2. Group items together: Once your routine is decomposed, only put back together in blocks, the items you feel need to be done in a consecutive sequence. For me, meditation and prayer go together, so I needed to combine those. For you, maybe it’s drinking your first cup of coffee and heading out for a run.
3. Make time, at some point in your morning, for each block of your routine: say your former routine included prayer, journaling, drinking a hot cup of coffee, heading out for a run and getting ready for work. But now, for whatever reason, that routine is not sustainable. Break it down, starting by what can only be done within the first few hours of the morning. If you know that you can only go for a run in the early morning, then start off your day with that. Get that hot cup of coffee and that morning run in, first thing in the morning, before getting ready for work. Then plan your prayer and journaling at another time in your morning. Schedule it in your agenda as you would any other important meeting. Maybe it can take the place of your morning break or it can be something you practice during your morning commute.(If you need more ideas on how to break down those practices, check out The Ignition Toolbox HERE)

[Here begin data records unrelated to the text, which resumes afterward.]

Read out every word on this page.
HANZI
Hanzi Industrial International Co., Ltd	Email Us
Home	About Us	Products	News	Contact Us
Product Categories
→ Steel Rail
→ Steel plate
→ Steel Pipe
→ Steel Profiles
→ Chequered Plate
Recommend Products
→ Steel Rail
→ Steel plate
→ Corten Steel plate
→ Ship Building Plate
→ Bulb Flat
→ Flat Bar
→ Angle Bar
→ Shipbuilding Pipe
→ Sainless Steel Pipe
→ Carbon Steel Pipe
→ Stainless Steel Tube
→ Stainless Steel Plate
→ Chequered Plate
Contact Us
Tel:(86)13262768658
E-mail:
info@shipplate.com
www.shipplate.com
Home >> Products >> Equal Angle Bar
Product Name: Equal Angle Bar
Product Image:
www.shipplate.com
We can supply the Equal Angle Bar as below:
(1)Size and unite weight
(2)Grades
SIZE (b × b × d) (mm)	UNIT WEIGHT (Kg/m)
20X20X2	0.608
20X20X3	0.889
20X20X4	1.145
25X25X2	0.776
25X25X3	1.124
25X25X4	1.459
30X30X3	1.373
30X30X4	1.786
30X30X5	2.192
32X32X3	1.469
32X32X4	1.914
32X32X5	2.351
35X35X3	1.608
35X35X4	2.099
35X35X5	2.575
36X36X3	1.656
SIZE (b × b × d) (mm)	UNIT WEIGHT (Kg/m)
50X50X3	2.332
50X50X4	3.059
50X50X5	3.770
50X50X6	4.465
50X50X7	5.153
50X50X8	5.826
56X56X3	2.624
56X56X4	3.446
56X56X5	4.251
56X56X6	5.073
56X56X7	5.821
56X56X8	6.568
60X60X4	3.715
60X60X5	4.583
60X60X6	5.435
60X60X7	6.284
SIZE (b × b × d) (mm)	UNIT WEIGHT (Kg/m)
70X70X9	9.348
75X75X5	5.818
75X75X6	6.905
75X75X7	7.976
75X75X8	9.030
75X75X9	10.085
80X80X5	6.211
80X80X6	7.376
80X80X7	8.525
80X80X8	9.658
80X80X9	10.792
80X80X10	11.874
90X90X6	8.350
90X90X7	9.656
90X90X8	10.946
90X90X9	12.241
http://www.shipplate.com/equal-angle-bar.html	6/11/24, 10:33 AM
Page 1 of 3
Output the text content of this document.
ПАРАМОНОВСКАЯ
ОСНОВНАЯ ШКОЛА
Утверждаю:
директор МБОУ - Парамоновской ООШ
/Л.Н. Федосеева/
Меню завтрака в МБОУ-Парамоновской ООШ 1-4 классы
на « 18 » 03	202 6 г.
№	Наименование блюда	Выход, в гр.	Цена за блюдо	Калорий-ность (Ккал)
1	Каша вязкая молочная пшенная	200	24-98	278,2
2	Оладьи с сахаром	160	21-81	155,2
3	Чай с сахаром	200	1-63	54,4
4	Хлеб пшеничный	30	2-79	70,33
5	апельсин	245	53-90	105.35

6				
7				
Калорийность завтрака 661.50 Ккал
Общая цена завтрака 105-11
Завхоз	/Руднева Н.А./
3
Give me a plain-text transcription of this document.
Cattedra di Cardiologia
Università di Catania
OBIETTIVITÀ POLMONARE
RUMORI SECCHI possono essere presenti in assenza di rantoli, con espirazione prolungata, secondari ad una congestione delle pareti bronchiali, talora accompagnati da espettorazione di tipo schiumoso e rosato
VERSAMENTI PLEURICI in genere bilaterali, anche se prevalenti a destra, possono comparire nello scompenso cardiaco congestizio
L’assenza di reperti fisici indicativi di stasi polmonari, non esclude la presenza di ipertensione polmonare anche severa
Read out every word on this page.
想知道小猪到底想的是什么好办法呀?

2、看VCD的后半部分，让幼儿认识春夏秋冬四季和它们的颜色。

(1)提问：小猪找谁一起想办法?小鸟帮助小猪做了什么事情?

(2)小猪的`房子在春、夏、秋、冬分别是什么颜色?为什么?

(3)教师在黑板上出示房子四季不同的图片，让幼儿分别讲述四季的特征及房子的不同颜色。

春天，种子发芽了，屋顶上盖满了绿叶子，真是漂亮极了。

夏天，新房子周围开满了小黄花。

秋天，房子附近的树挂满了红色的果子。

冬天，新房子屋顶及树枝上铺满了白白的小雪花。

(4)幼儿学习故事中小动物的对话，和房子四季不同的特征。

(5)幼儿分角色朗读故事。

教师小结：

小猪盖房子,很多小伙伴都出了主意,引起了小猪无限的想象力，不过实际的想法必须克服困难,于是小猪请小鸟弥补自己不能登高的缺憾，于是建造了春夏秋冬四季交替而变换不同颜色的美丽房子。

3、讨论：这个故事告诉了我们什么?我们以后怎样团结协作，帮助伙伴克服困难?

By spreading your morning routine across your entire morning, you won’t feel the unnecessary pressure of getting everything done within a very limited timespan, yet you will get the same feeling of accomplishment.
If you come to the realization that not everything you want to do will get done during your morning, know that is it ok to let go of certain things, momentarily. Be adaptive and be kind to yourself.
Remember, the goal of morning rituals is to set a positive and uplifting tone for the rest of your day. If the pressure of your routine is creating negative energy and undue stress, it’s time to revisit your routine.
I hope you enjoyed my take on morning routines.